Casa de la Hacienda El Vergel

 

Por Acuerdo 053 de 1998 del Honorable Concejo Municipal esta edificación se declaró como Área de Interés Arquitectónico e Histórico. Además declarado como uno de los Bienes de Interés Cultural de Ibagué bajo la Ley 1185 de 2008 .





 
En contraste con la precariedad de la arquitectura urbana, en las grandes haciendas cercanas a la ciudad, aparecían grandes casas, en las cuales se reflejaba el carácter terrateniente de los ricos de la ciudad, quienes se negaron durante mucho tiempo a habitar el casco urbano de una manera permanente.

Isaac Farwell Holton, teólogo, profesor de química e historia natural en Middlebury College en Vermont, Estados Unidos, en su obra: "New Granada: Twenty months in the Andes" (
La Nueva Granada: Veinte meses en los Andes) relata su viaje por Colombia entre el 21 de agosto de 1852 y el 11 mayo de 1854. Publicación en 1857. Obra de gran importancia pues contiene información sobre botánica, costumbres de los habitantes, vida material y geografía sobre varias ciudades del país. En 34 capítulos, describe también las vías de comunicación, las características principales de las ciudades y pueblos visitados, las instituciones políticas, las costumbres religiosas, entre otros temas. Su visión de Nueva Granada es un poco pesimista, pero muy positiva y optimista al terminar su texto.


En su tránsito por la ciudad a mediados del siglo XIX, Holton describía así la vivienda que habitó en la ciudad: (traducido del inglés)

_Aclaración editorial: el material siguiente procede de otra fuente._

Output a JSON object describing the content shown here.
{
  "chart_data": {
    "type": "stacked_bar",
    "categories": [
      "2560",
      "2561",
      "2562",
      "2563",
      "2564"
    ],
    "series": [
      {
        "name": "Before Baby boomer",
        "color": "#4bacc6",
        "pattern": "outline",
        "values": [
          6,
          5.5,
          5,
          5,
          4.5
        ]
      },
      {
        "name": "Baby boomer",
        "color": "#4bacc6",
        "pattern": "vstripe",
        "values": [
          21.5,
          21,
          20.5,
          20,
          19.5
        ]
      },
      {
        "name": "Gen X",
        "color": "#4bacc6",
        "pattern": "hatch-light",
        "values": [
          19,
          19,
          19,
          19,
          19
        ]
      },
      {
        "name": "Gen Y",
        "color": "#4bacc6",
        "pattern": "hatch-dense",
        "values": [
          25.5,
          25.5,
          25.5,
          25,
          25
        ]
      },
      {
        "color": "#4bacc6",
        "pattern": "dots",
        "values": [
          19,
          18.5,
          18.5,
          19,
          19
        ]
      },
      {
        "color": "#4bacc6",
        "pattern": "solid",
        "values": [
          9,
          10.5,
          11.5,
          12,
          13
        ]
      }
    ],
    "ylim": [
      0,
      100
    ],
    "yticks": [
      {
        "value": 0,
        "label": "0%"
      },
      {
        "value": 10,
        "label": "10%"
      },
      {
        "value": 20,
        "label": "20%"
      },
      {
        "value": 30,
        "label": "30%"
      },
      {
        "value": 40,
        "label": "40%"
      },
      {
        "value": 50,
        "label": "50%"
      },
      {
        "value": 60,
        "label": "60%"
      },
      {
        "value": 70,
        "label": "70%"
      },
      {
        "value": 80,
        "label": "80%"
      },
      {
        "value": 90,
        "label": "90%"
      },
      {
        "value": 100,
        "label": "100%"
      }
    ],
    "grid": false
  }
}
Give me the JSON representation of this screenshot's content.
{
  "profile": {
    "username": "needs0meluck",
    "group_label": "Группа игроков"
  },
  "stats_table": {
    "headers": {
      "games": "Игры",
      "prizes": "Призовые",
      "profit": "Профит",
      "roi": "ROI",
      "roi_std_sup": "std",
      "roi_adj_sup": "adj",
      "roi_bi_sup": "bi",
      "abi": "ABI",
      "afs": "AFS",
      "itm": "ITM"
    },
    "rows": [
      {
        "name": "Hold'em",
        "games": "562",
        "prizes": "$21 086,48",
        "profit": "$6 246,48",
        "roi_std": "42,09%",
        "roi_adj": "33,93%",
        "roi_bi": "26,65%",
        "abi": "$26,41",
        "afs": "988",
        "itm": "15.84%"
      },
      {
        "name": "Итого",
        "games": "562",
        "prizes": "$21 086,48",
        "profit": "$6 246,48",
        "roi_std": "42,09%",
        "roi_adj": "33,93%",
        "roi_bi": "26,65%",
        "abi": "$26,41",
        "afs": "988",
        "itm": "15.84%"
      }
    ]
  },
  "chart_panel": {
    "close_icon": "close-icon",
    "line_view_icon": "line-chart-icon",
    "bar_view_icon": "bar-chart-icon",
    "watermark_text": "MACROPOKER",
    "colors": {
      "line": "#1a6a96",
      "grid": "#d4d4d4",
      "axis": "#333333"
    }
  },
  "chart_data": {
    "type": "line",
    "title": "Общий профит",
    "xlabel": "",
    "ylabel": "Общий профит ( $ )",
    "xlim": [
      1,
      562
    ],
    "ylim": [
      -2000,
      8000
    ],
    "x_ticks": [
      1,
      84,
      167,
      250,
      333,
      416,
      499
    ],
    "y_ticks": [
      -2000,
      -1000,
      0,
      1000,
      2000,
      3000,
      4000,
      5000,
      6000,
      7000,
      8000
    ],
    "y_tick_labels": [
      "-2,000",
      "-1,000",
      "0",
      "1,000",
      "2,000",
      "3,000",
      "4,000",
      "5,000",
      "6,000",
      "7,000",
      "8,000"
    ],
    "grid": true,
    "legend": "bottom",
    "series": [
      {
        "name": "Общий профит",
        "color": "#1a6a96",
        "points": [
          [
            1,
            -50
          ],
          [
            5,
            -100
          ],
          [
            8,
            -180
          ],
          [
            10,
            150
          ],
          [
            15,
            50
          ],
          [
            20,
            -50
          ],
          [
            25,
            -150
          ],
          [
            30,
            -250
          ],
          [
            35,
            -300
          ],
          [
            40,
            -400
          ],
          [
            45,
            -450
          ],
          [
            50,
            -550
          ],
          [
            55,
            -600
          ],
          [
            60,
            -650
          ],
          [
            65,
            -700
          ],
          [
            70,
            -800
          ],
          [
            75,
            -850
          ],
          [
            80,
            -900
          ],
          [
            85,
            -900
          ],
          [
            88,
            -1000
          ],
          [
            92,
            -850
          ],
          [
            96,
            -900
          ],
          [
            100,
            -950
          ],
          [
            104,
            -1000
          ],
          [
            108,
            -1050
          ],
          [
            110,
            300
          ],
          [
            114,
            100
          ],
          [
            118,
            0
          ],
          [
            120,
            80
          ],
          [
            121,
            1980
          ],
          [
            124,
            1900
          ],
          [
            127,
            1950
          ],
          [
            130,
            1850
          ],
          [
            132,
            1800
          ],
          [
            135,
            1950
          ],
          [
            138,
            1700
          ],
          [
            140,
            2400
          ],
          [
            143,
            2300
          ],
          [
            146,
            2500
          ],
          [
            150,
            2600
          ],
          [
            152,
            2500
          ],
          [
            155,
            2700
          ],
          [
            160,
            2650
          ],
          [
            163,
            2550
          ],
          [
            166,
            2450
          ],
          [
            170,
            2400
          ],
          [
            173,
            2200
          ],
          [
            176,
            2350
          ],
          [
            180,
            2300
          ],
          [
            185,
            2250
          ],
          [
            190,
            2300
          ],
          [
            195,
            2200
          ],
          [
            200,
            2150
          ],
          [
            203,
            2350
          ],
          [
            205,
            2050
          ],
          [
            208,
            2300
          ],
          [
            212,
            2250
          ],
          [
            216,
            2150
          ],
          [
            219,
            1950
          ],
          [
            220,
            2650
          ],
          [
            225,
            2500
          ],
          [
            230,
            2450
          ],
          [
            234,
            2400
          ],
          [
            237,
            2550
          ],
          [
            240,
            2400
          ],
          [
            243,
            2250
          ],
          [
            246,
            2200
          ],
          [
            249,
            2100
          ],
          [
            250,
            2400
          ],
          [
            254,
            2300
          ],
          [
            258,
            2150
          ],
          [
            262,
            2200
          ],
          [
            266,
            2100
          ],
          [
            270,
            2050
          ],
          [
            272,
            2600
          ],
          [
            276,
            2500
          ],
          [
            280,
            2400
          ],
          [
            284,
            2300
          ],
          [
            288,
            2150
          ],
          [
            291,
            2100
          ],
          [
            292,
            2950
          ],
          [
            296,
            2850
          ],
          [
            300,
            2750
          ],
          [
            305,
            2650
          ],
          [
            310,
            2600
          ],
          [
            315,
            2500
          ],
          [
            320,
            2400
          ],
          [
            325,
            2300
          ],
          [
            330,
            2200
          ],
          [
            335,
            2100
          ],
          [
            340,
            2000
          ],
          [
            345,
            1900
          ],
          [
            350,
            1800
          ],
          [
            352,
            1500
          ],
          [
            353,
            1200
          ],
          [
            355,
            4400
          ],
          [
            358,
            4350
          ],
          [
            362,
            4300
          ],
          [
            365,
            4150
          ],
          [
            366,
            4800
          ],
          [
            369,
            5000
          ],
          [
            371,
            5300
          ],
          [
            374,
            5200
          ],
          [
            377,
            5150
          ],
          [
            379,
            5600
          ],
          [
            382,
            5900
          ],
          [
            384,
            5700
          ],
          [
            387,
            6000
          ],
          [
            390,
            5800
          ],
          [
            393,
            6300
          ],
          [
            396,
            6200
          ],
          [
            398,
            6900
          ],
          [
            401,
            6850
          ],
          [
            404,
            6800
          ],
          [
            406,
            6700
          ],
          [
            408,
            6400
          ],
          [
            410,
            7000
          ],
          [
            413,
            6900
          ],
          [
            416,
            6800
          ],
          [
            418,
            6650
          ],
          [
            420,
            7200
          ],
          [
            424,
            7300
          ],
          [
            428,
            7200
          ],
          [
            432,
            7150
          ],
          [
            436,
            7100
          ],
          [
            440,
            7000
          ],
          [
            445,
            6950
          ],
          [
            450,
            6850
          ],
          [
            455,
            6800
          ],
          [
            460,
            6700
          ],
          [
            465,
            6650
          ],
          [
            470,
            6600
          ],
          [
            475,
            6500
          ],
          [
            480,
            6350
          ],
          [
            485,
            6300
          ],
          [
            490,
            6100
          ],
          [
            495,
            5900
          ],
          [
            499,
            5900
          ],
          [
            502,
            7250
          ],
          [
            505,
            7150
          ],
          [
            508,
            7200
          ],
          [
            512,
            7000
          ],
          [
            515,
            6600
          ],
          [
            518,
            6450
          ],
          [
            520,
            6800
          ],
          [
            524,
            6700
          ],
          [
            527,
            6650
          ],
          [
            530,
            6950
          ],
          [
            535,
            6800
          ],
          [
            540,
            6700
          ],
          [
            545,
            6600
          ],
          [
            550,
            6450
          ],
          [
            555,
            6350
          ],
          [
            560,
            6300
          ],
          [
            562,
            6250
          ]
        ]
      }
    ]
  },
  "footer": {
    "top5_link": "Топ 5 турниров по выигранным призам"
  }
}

“ Me creí amo de una casa grande y desierta. En un conjunto de tres habitaciones pequeñas, encontré una cama de construcción habitual: una piel de buey estirada en un armazón de madera, igual a un tambor. Este era todo el mobiliario. El cuarto del centro tenía puerta y los otros ventanas iguales a las puertas que diferían de las puertas solo por tener una rejilla para que nadie pudiera entrar. Aquí puse mi equipaje y colgué mi hamaca en el salón. Me acosté, convencido de que era el único residente de la casa dejando las puertas abiertas para Roque. En la noche escuché pisoteos y y sonidos metálicos como si un fantasma estuviera arrastrando sus cadenas. No era un fantasma, sino un hombre que llegaba del campo y se dirigía al apartamento contiguo y a cada paso sonaban las espuelas.
La luz del día mostró que algunas habitaciones se usaban como carpintería y otras por la propietaria (que tenía una tienda de comestibles) para preparar chocolate, hornear pan, etc. Dos o tres cerdos entraban por la puerta principal hacia el patio de atrás cuando les complacía; el zaguán servía de establo al caballo del visitante nocturno, y el animal gozaba de la misma libertad que tenían los cerdos para entrar y salir. Las gallinas salían volando por las ventanas de la sala cuando algo les llamaba la atención en la plaza. Es decir, reinaba la libertad, excepto para un gallo de pelea que estaba amarrado a una piedra en el patio.
Al lugar donde iba a comer también concurrían otras personas, 
por lo general solos. Eran jóvenes, empleados en oficinas en la ciudad."